Tell students that other companies have announced that they are raising hourly pay for their workers, too. Ask if they've heard of what companies those are (answers will vary--the companies that have announced include McDonalds, Target, TJ Maxx, Marshall's, Home Goods, Ikea, Gap, Costco).???Ask students if they think the combined effect of these companies raising their wages will have an effect on average hourly wage (answers will vary--the effect is much more likely to be felt at the economy-wide level).
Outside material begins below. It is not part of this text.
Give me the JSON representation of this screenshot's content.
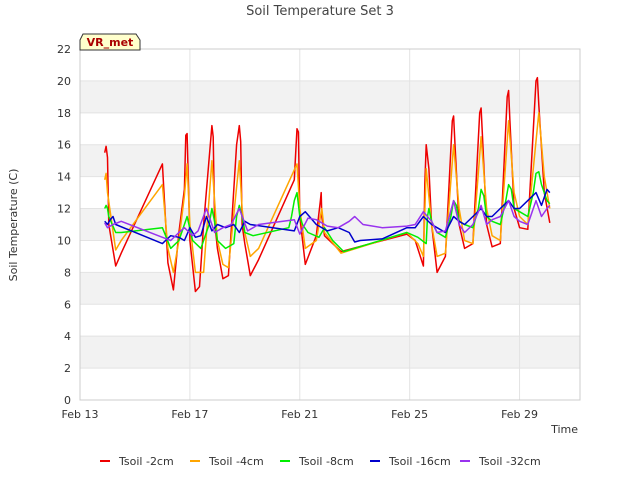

Tell students that a big expense for companies is employee turnover--the cost of hiring and training new workers is very high. Ask how these wage increases might help to keep the cost of turnover low (workers are less likely to leave a company if they are getting paid a wage that's higher than they might make someplace else).
Summarize by telling students that while one company raising their wages doesn't have any effect on the economy, many companies doing so might. And more significant than the effect of the wage increases are the cause of them: employers are beginning to feel the tighter labor market and are raising wages in an attempt to keep their good employers because other opportunities are opening up for them, and they want to keep them from leaving.
While the announcement that WalMart is going to raise the wage it pays to its lowest paid employees was met with a lot of media attention, the effect of such an increase on the economy is minimal if it is confined to one company. If enough companies follow suit, however, the hourly wage rate could finally start to increase, one of the last weaknesses in the labor market. As the labor market tightens, companies may start to raise wages in an effort to attract and retain the best employees.
Ask students, if the trend is that average hourly wage continues to increase only slightly and average hours worked continues to fall, which is more problematic for the economy? (hours worked falling because that denotes a drop in aggregate demand, a weakness in the economy).